Monday, May 09, 2005

Farming Today

A couple of porn stars, two glamour models, an actress, a rapper, a fireman, a ventriloquist, a popstar and a pensioner. It could only be series two of 'The Farm'. Which is about as good a place as any for this blog to begin. Start at the bottom, and work your way down, that's what I say. It's certainly Five's motto anyway.

In episode one, broadcast live tonight from behind a haystack in Wiltshire, we were introduced to the ten 'celebrities' who've agreed to shovel shit for the next eighteen days in an effort to boost their flagging careers. As the country's favourite Blair skipped his way out of the horse box and into the farmhouse, presenters Colin McAllister and Justin Ryan, "the Scottish Ant & Dec", (everything's older and cheaper north of the border), informed us that "Lionel was a bit nervous about not knowing anyone in the house".

Him and me both. Mikey Green anyone? Apparently he's in a band (and I use the term loosely) called Phixx, who according to the Five website are big in South Africa. But then again, so is AIDS. I'm told he made it down to the final ten of 'Popstars: The Rivals'. Which means he wasn't good enough to get into One True Voice. That's the level of talent we're dealing with here.

But you have to say it was good to see Keith Harris on TV again, interacting with his dummy. Or Dave Morgan as he's known. Dave is singlehandedly attempting to redefine the word 'celebrity', by being in no way famous. When asked by Public Enemy's Flavor Flav "what do you do?", our Dave replied "my ex partner was a soap star". Which obviously qualifies as a bona fide career these days.

Of course, Flavor then complicated matters by mis-hearing the words "my ex partner" as "Mike's partner" and immediately asking who Mike is. There was a lot of confusion in that house. And that was before Cicciolina arrived armed with a cuddly toy and a boob job, and started making Jean Christophe Novelli's grasp of English look good.

Dave was one up on Emma Noble though, who, when asked what she does, appeared genuinely stumped. No such problem for Charlene Tilton, who claimed to be an actress, and then proved it by putting in the best performance of her career to convince Lionel Blair that she'd heard of him.

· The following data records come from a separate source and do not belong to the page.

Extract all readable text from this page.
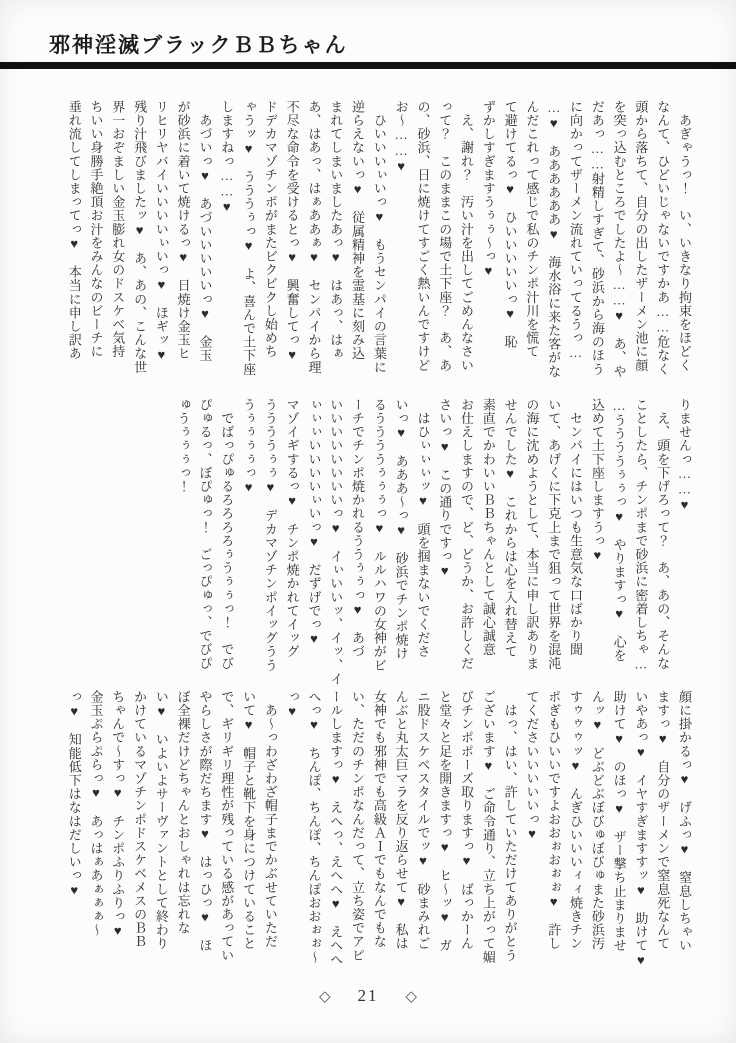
邪神淫滅ブラックＢＢちゃん
　あぎゃうっ！　い、いきなり拘束をほどく
なんて、ひどいじゃないですかあ……危なく
頭から落ちて、自分の出したザーメン池に顔
を突っ込むところでしたよ～……♥　あ、や
だあっ……射精しすぎて、砂浜から海のほう
に向かってザーメン流れていってるうっ…
…♥　ああああああ♥　海水浴に来た客がな
んだこれって感じで私のチンポ汁川を慌て
て避けてるっ♥　ひいいいいいっ♥　恥
ずかしすぎますうぅぅ～っ♥
　え、謝れ？　汚い汁を出してごめんなさい
って？　このままこの場で土下座？　あ、あ
の、砂浜、日に焼けてすごく熱いんですけど
お～……♥
　ひいいいぃいっ♥　もうセンパイの言葉に
逆らえないっ♥　従属精神を霊基に刻み込
まれてしまいましたあっ♥　はあっ、はぁ
あ、はあっ、はぁああぁ♥　センパイから理
不尽な命令を受けるとっ♥　興奮してっ♥
ドデカマゾチンポがまたビクビクし始めち
ゃうッ♥　うううぅっ♥　よ、喜んで土下座
しますねっ……♥
　あづいっ♥　あづいいいいいっ♥　金玉
が砂浜に着いて焼けるっ♥　日焼け金玉ヒ
リヒリヤバイいいいいぃいっ♥　ほギッ♥
残り汁飛びましたッ♥　あ、あの、こんな世
界一おぞましい金玉膨れ女のドスケベ気持
ちいい身勝手絶頂お汁をみんなのビーチに
垂れ流してしまってっ♥　本当に申し訳あ
りませんっ……♥
　え、頭を下げろって？　あ、あの、そんな
ことしたら、チンポまで砂浜に密着しちゃ…
…ううううぅぅっ♥　やりますっ♥　心を
込めて土下座しますうっ♥
　センパイにはいつも生意気な口ばかり聞
いて、あげくに下克上まで狙って世界を混沌
の海に沈めようとして、本当に申し訳ありま
せんでした♥　これからは心を入れ替えて
素直でかわいいＢＢちゃんとして誠心誠意
お仕えしますので、ど、どうか、お許しくだ
さいっ♥　この通りですっ♥
　はひぃぃぃッ♥　頭を掴まないでくださ
いっ♥　あああ～っ♥　砂浜でチンポ焼け
るううううぅぅぅっ♥　ルルハワの女神がビ
ーチでチンポ焼かれるううぅぅっ♥　あづ
いいいいいいいいっ♥　イぃいいッ、イッ、イ
ぃぃぃいいいいぃいっ♥　だずげでっ♥
マゾイギするっ♥　チンポ焼かれてイッグ
ううううぅぅ♥　デカマゾチンポイッグうう
うぅぅぅぅっ♥
　でばっぴゅるろろろろぅうぅぅっ！　でび
ぴゅるっ、ぼぴゅっ！　ごっぴゅっ、でびぴ
ゅうぅぅぅっ！
顔に掛かるっ♥　げふっ♥　窒息しちゃい
ますっ♥　自分のザーメンで窒息死なんて
いやあっ♥　イヤすぎますすッ♥　助けて♥
助けて♥　のほっ♥　ザー撃ち止まりませ
んッ♥　どぶどぶぼびゅぼびゅまた砂浜汚
すゥゥゥッ♥　んぎひいいいィィ焼きチン
ポぎもひいいですよおおぉおぉぉ♥　許し
てくださいいいいいっ♥
　はっ、はい、許していただけてありがとう
ございます♥　ご命令通り、立ち上がって媚
びチンポポーズ取りますっ♥　ばっかーん
と堂々と足を開きますっ♥　ヒ～ッ♥　ガ
ニ股ドスケベスタイルでッ♥　砂まみれご
んぶと丸太巨マラを反り返らせて♥　私は
女神でも邪神でも高級ＡＩでもなんでもな
い、ただのチンポなんだって、立ち姿でアピ
ールしますっ♥　えへっ、えへへ♥　えへへ
へっ♥　ちんぽ、ちんぽ、ちんぽおおぉぉ～
っ♥
　あ～っわざわざ帽子までかぶせていただ
いて♥　帽子と靴下を身につけていること
で、ギリギリ理性が残っている感があってい
やらしさが際だちます♥　はっひっ♥　ほ
ぼ全裸だけどちゃんとおしゃれは忘れな
い♥　いよいよサーヴァントとして終わり
かけているマゾチンポドスケベメスのＢＢ
ちゃんで～すっ♥　チンポふりふりっ♥
金玉ぷらぷらっ♥　あっはぁあぁぁぁ～
っ♥　知能低下はなはだしいっ♥
◇ 21 ◇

The line-up was completed by Emma B, whose surname reflects the grade of celebrity she aspires to be, and Ron Jeremy, who proves that when you're fat and you've got a moustache, women will only sleep with you if they're being paid.

Once in, it was left to Flavor Flav to demonstrate his extensive knowledge of British life with the words "It would be really fly [no idea, but I think it means good] if they brought in the King of England", before the would-be farmers settled down on the sofas in the living room. Well, I say living room. To me it's a living room, to you it's a living room, to Colin McAllister it's "a great sharing space".

He'll be in there with a yoga video and some crystals before the week's out.